E ancora: un’inchiesta giudiziaria frettolosa, dalla quale emergono conflitti di interesse. Poi, a distanza di 27 anni, si sono verificate omissioni da parte dei protagonisti che nel corso delle audizioni hanno dato dichiarazioni «convergenti nel negare evidenze in atti a loro attribuiti o fornito versioni inverosimili degli eventi».
Dalla relazione
Dalla relazione emerge anche che:
«Non fu avviata nessuna attività finalizzata alla ricerca del secondo mezzo coinvolto nell’incidente. E neppure di mettersi in contatto radio con i mezzi recenti usciti dal porto. Inoltre, anche quando, con incredibile ritardo, ci si imbatte nel traghetto incendiato, non risultano tentativi di spegnere a bordo e tantomeno di prestare soccorso ai passeggeri del traghetto».
E poi:
«Il contesto emerso, determinato forse dalla convinzione che la nave investitrice fosse una bettolina e non una nave passeggeri, desta sconcerto. Anche in considerazione del fatto che diversi elementi, fra i quali il posizionamento dei corpi nel traghetto, evidenzia che il comando della nave avesse predisposto un vero e proprio piano di emergenza con la raccolta dei passeggeri nel salone De Luxe in attesa che arrivassero i soccorsi. […]
Appare grave come anche all’epoca dei fatti non fossero previste attività periodiche di formazione e addestramento tali da consentire al personale militare e civile di affrontare avvenimenti di tale portata».
La riflessione finale della commissione
«La disamina degli atti porta a una univoca conclusione: la Capitaneria di Livorno, tanto nella fase iniziale dei soccorsi quanto nel momento in cui assunse la direzione delle operazioni il comandante Albanese, non ha valutato l’effettiva gravità della situazione con specifico riferimento al coinvolgimento di una nave traghetto.
Sia perché non sono stati resi disponibili dati utili all’identificazione del traghetto sia per l’incapacità di valutare la situazione, così determinando un’impostazione delle operazioni di soccorso unicamente volte verso la petroliera».
La commissione non riesce neppure a dare una risposta:
«Non è dato comprendere come e per quali motivi il comando della Capitaneria non sia riuscito a correlare l’avvenuta partenza di un’unica nave dal porto con la collisione; né a richiedere informazioni al personale presente sulla torre degli Avvisatori. È di palmare evidenza che se ciò fosse stato fatto si sarebbe tempestivamente apprezzato che l’altro natante coinvolto nella collisione era il Moby Prince».
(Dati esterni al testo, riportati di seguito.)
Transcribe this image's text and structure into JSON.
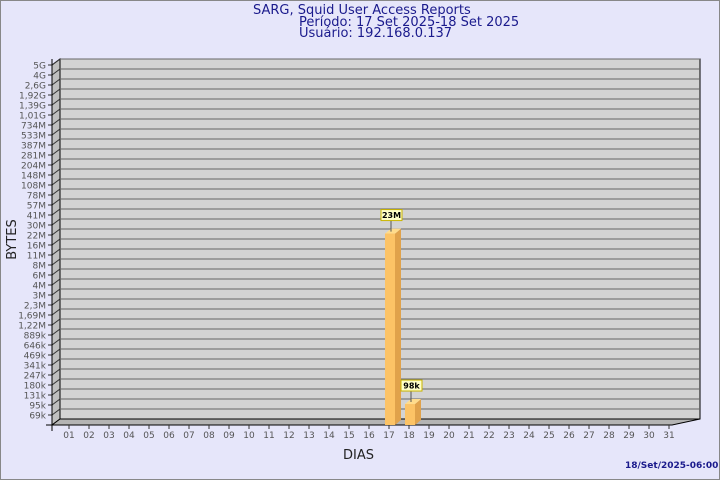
{
  "chart_data": {
    "type": "bar",
    "title": "SARG, Squid User Access Reports",
    "subtitle": [
      "Período: 17 Set 2025-18 Set 2025",
      "Usuário: 192.168.0.137"
    ],
    "xlabel": "DIAS",
    "ylabel": "BYTES",
    "yscale": "log",
    "grid": true,
    "categories": [
      "01",
      "02",
      "03",
      "04",
      "05",
      "06",
      "07",
      "08",
      "09",
      "10",
      "11",
      "12",
      "13",
      "14",
      "15",
      "16",
      "17",
      "18",
      "19",
      "20",
      "21",
      "22",
      "23",
      "24",
      "25",
      "26",
      "27",
      "28",
      "29",
      "30",
      "31"
    ],
    "ytick_labels": [
      "5G",
      "4G",
      "2,6G",
      "1,92G",
      "1,39G",
      "1,01G",
      "734M",
      "533M",
      "387M",
      "281M",
      "204M",
      "148M",
      "108M",
      "78M",
      "57M",
      "41M",
      "30M",
      "22M",
      "16M",
      "11M",
      "8M",
      "6M",
      "4M",
      "3M",
      "2,3M",
      "1,69M",
      "1,22M",
      "889k",
      "646k",
      "469k",
      "341k",
      "247k",
      "180k",
      "131k",
      "95k",
      "69k"
    ],
    "ytick_values": [
      5000000000.0,
      4000000000.0,
      2600000000.0,
      1920000000.0,
      1390000000.0,
      1010000000.0,
      734000000.0,
      533000000.0,
      387000000.0,
      281000000.0,
      204000000.0,
      148000000.0,
      108000000.0,
      78000000.0,
      57000000.0,
      41000000.0,
      30000000.0,
      22000000.0,
      16000000.0,
      11000000.0,
      8000000.0,
      6000000.0,
      4000000.0,
      3000000.0,
      2300000.0,
      1690000.0,
      1220000.0,
      889000.0,
      646000.0,
      469000.0,
      341000.0,
      247000.0,
      180000.0,
      131000.0,
      95000.0,
      69000.0
    ],
    "bars": [
      {
        "category": "17",
        "value": 23000000,
        "label": "23M"
      },
      {
        "category": "18",
        "value": 98000,
        "label": "98k"
      }
    ],
    "colors": {
      "bar_front": "#fcc366",
      "bar_side": "#e0a24b",
      "bar_top": "#ffdc8c",
      "plot": "#d3d3d3",
      "label_box": "#ffffc8"
    }
  },
  "footer": {
    "timestamp": "18/Set/2025-06:00"
  }
}
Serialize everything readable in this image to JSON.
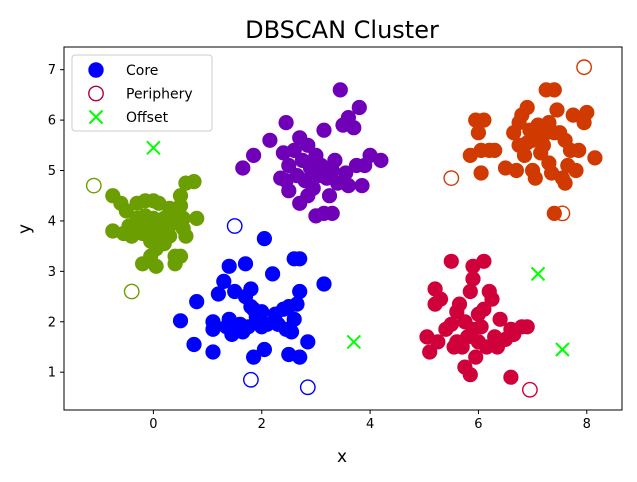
{
  "chart_data": {
    "type": "scatter",
    "title": "DBSCAN Cluster",
    "xlabel": "x",
    "ylabel": "y",
    "xlim": [
      -1.65,
      8.65
    ],
    "ylim": [
      0.25,
      7.45
    ],
    "xticks": [
      0,
      2,
      4,
      6,
      8
    ],
    "yticks": [
      1,
      2,
      3,
      4,
      5,
      6,
      7
    ],
    "grid": false,
    "legend": {
      "position": "top-left",
      "entries": [
        {
          "label": "Core",
          "marker": "filled-circle",
          "color": "#0000ff"
        },
        {
          "label": "Periphery",
          "marker": "hollow-circle",
          "color": "#b0003a"
        },
        {
          "label": "Offset",
          "marker": "x",
          "color": "#00ff00"
        }
      ]
    },
    "clusters": [
      {
        "color": "#6b9e00",
        "core": [
          [
            -0.75,
            4.5
          ],
          [
            -0.6,
            4.35
          ],
          [
            -0.5,
            4.2
          ],
          [
            -0.3,
            4.35
          ],
          [
            -0.15,
            4.4
          ],
          [
            0.0,
            4.4
          ],
          [
            0.1,
            4.35
          ],
          [
            0.3,
            4.25
          ],
          [
            0.5,
            4.3
          ],
          [
            0.5,
            4.5
          ],
          [
            0.6,
            4.75
          ],
          [
            0.75,
            4.78
          ],
          [
            -0.3,
            4.05
          ],
          [
            -0.15,
            4.1
          ],
          [
            0.0,
            4.05
          ],
          [
            0.2,
            4.05
          ],
          [
            0.4,
            4.15
          ],
          [
            0.55,
            4.05
          ],
          [
            0.8,
            4.05
          ],
          [
            -0.45,
            3.9
          ],
          [
            -0.2,
            3.9
          ],
          [
            0.0,
            3.85
          ],
          [
            0.15,
            3.9
          ],
          [
            0.35,
            3.95
          ],
          [
            0.55,
            3.85
          ],
          [
            -0.75,
            3.8
          ],
          [
            -0.55,
            3.75
          ],
          [
            -0.4,
            3.7
          ],
          [
            -0.2,
            3.75
          ],
          [
            0.1,
            3.7
          ],
          [
            0.3,
            3.7
          ],
          [
            0.6,
            3.7
          ],
          [
            -0.05,
            3.6
          ],
          [
            0.2,
            3.55
          ],
          [
            0.05,
            3.45
          ],
          [
            -0.05,
            3.3
          ],
          [
            0.4,
            3.3
          ],
          [
            0.5,
            3.3
          ],
          [
            -0.2,
            3.15
          ],
          [
            0.05,
            3.1
          ],
          [
            0.4,
            3.15
          ]
        ],
        "periphery": [
          [
            -1.1,
            4.7
          ],
          [
            -0.4,
            2.6
          ]
        ]
      },
      {
        "color": "#0000ff",
        "core": [
          [
            0.5,
            2.02
          ],
          [
            0.8,
            2.4
          ],
          [
            0.75,
            1.55
          ],
          [
            1.1,
            2.0
          ],
          [
            1.1,
            1.85
          ],
          [
            1.1,
            1.4
          ],
          [
            1.2,
            2.55
          ],
          [
            1.3,
            2.8
          ],
          [
            1.4,
            3.1
          ],
          [
            1.35,
            1.9
          ],
          [
            1.4,
            2.05
          ],
          [
            1.45,
            1.75
          ],
          [
            1.5,
            2.6
          ],
          [
            1.6,
            1.95
          ],
          [
            1.65,
            1.8
          ],
          [
            1.7,
            2.5
          ],
          [
            1.7,
            3.15
          ],
          [
            1.75,
            1.9
          ],
          [
            1.8,
            2.3
          ],
          [
            1.8,
            2.65
          ],
          [
            1.85,
            2.25
          ],
          [
            1.85,
            1.3
          ],
          [
            1.9,
            2.1
          ],
          [
            2.0,
            2.2
          ],
          [
            2.0,
            1.9
          ],
          [
            2.05,
            1.45
          ],
          [
            2.05,
            3.65
          ],
          [
            2.1,
            1.95
          ],
          [
            2.2,
            2.95
          ],
          [
            2.25,
            2.15
          ],
          [
            2.3,
            1.95
          ],
          [
            2.4,
            2.25
          ],
          [
            2.45,
            1.85
          ],
          [
            2.5,
            2.3
          ],
          [
            2.5,
            1.35
          ],
          [
            2.55,
            1.8
          ],
          [
            2.6,
            2.05
          ],
          [
            2.6,
            3.25
          ],
          [
            2.65,
            2.35
          ],
          [
            2.7,
            3.25
          ],
          [
            2.7,
            2.6
          ],
          [
            2.7,
            1.3
          ],
          [
            2.85,
            1.6
          ],
          [
            3.15,
            2.75
          ]
        ],
        "periphery": [
          [
            1.5,
            3.9
          ],
          [
            1.8,
            0.85
          ],
          [
            2.85,
            0.7
          ]
        ]
      },
      {
        "color": "#7000b8",
        "core": [
          [
            1.65,
            5.05
          ],
          [
            1.85,
            5.3
          ],
          [
            2.15,
            5.6
          ],
          [
            2.35,
            4.85
          ],
          [
            2.4,
            5.35
          ],
          [
            2.45,
            5.95
          ],
          [
            2.45,
            4.8
          ],
          [
            2.5,
            5.1
          ],
          [
            2.5,
            4.6
          ],
          [
            2.6,
            5.4
          ],
          [
            2.65,
            4.9
          ],
          [
            2.7,
            5.65
          ],
          [
            2.7,
            4.35
          ],
          [
            2.75,
            5.2
          ],
          [
            2.8,
            4.8
          ],
          [
            2.85,
            5.5
          ],
          [
            2.85,
            4.5
          ],
          [
            2.9,
            5.05
          ],
          [
            2.95,
            4.65
          ],
          [
            3.0,
            5.3
          ],
          [
            3.0,
            4.1
          ],
          [
            3.05,
            4.9
          ],
          [
            3.1,
            5.1
          ],
          [
            3.15,
            5.8
          ],
          [
            3.15,
            4.15
          ],
          [
            3.2,
            4.85
          ],
          [
            3.25,
            4.5
          ],
          [
            3.3,
            5.0
          ],
          [
            3.3,
            4.15
          ],
          [
            3.35,
            5.2
          ],
          [
            3.4,
            4.75
          ],
          [
            3.45,
            6.6
          ],
          [
            3.5,
            5.9
          ],
          [
            3.55,
            4.95
          ],
          [
            3.6,
            6.05
          ],
          [
            3.6,
            4.7
          ],
          [
            3.7,
            5.85
          ],
          [
            3.75,
            5.1
          ],
          [
            3.8,
            6.25
          ],
          [
            3.85,
            4.7
          ],
          [
            3.9,
            5.1
          ],
          [
            4.0,
            5.3
          ],
          [
            4.2,
            5.2
          ]
        ],
        "periphery": []
      },
      {
        "color": "#d03a00",
        "core": [
          [
            5.85,
            5.3
          ],
          [
            5.95,
            6.0
          ],
          [
            6.0,
            5.75
          ],
          [
            6.05,
            5.4
          ],
          [
            6.05,
            4.95
          ],
          [
            6.1,
            6.0
          ],
          [
            6.2,
            5.4
          ],
          [
            6.3,
            5.4
          ],
          [
            6.5,
            5.05
          ],
          [
            6.65,
            5.75
          ],
          [
            6.7,
            5.0
          ],
          [
            6.75,
            5.5
          ],
          [
            6.75,
            5.95
          ],
          [
            6.8,
            6.1
          ],
          [
            6.85,
            5.3
          ],
          [
            6.9,
            5.55
          ],
          [
            6.9,
            6.25
          ],
          [
            6.95,
            5.8
          ],
          [
            7.0,
            5.0
          ],
          [
            7.0,
            5.6
          ],
          [
            7.05,
            4.85
          ],
          [
            7.1,
            5.9
          ],
          [
            7.15,
            5.35
          ],
          [
            7.2,
            5.5
          ],
          [
            7.2,
            5.7
          ],
          [
            7.25,
            6.6
          ],
          [
            7.3,
            5.15
          ],
          [
            7.3,
            5.95
          ],
          [
            7.35,
            4.95
          ],
          [
            7.4,
            6.6
          ],
          [
            7.4,
            5.75
          ],
          [
            7.4,
            4.15
          ],
          [
            7.45,
            6.2
          ],
          [
            7.5,
            5.75
          ],
          [
            7.55,
            4.85
          ],
          [
            7.6,
            4.75
          ],
          [
            7.6,
            5.6
          ],
          [
            7.65,
            5.1
          ],
          [
            7.7,
            5.4
          ],
          [
            7.75,
            6.1
          ],
          [
            7.8,
            5.0
          ],
          [
            7.85,
            5.4
          ],
          [
            7.95,
            5.95
          ],
          [
            8.0,
            6.15
          ],
          [
            8.15,
            5.25
          ]
        ],
        "periphery": [
          [
            5.5,
            4.85
          ],
          [
            7.55,
            4.15
          ],
          [
            7.95,
            7.05
          ]
        ]
      },
      {
        "color": "#d0003a",
        "core": [
          [
            5.05,
            1.7
          ],
          [
            5.1,
            1.4
          ],
          [
            5.2,
            2.65
          ],
          [
            5.2,
            2.35
          ],
          [
            5.25,
            1.6
          ],
          [
            5.3,
            2.45
          ],
          [
            5.4,
            1.85
          ],
          [
            5.5,
            3.2
          ],
          [
            5.5,
            1.95
          ],
          [
            5.55,
            1.5
          ],
          [
            5.6,
            1.6
          ],
          [
            5.6,
            2.2
          ],
          [
            5.65,
            2.35
          ],
          [
            5.7,
            1.5
          ],
          [
            5.75,
            2.0
          ],
          [
            5.75,
            1.1
          ],
          [
            5.8,
            1.7
          ],
          [
            5.85,
            2.6
          ],
          [
            5.85,
            0.95
          ],
          [
            5.9,
            1.85
          ],
          [
            5.9,
            3.1
          ],
          [
            5.9,
            2.85
          ],
          [
            5.95,
            1.3
          ],
          [
            6.0,
            2.15
          ],
          [
            6.0,
            1.6
          ],
          [
            6.05,
            1.9
          ],
          [
            6.1,
            2.25
          ],
          [
            6.1,
            3.2
          ],
          [
            6.15,
            1.5
          ],
          [
            6.2,
            2.6
          ],
          [
            6.25,
            2.45
          ],
          [
            6.3,
            1.7
          ],
          [
            6.35,
            1.5
          ],
          [
            6.4,
            2.05
          ],
          [
            6.5,
            1.65
          ],
          [
            6.6,
            1.85
          ],
          [
            6.65,
            1.75
          ],
          [
            6.6,
            0.9
          ],
          [
            6.8,
            1.9
          ],
          [
            6.9,
            1.9
          ]
        ],
        "periphery": [
          [
            6.95,
            0.65
          ]
        ]
      }
    ],
    "offset": {
      "color": "#00ff00",
      "points": [
        [
          0.0,
          5.45
        ],
        [
          3.7,
          1.6
        ],
        [
          7.1,
          2.95
        ],
        [
          7.55,
          1.45
        ]
      ]
    }
  }
}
Da qui la commissione ritiene che l’autorità marittima: «avrebbe – vista la situazione – dovuto valutare la possibilità di un intervento dei mezzi dipendenti dell’alto Comando periferico della Marina», invece – affermano – «durante le prime ore cruciali, prima e dopo il ritrovamento del traghetto, la Capitaneria appare del tutto incapace di coordinare l’azione di soccorso verso il Moby Prince».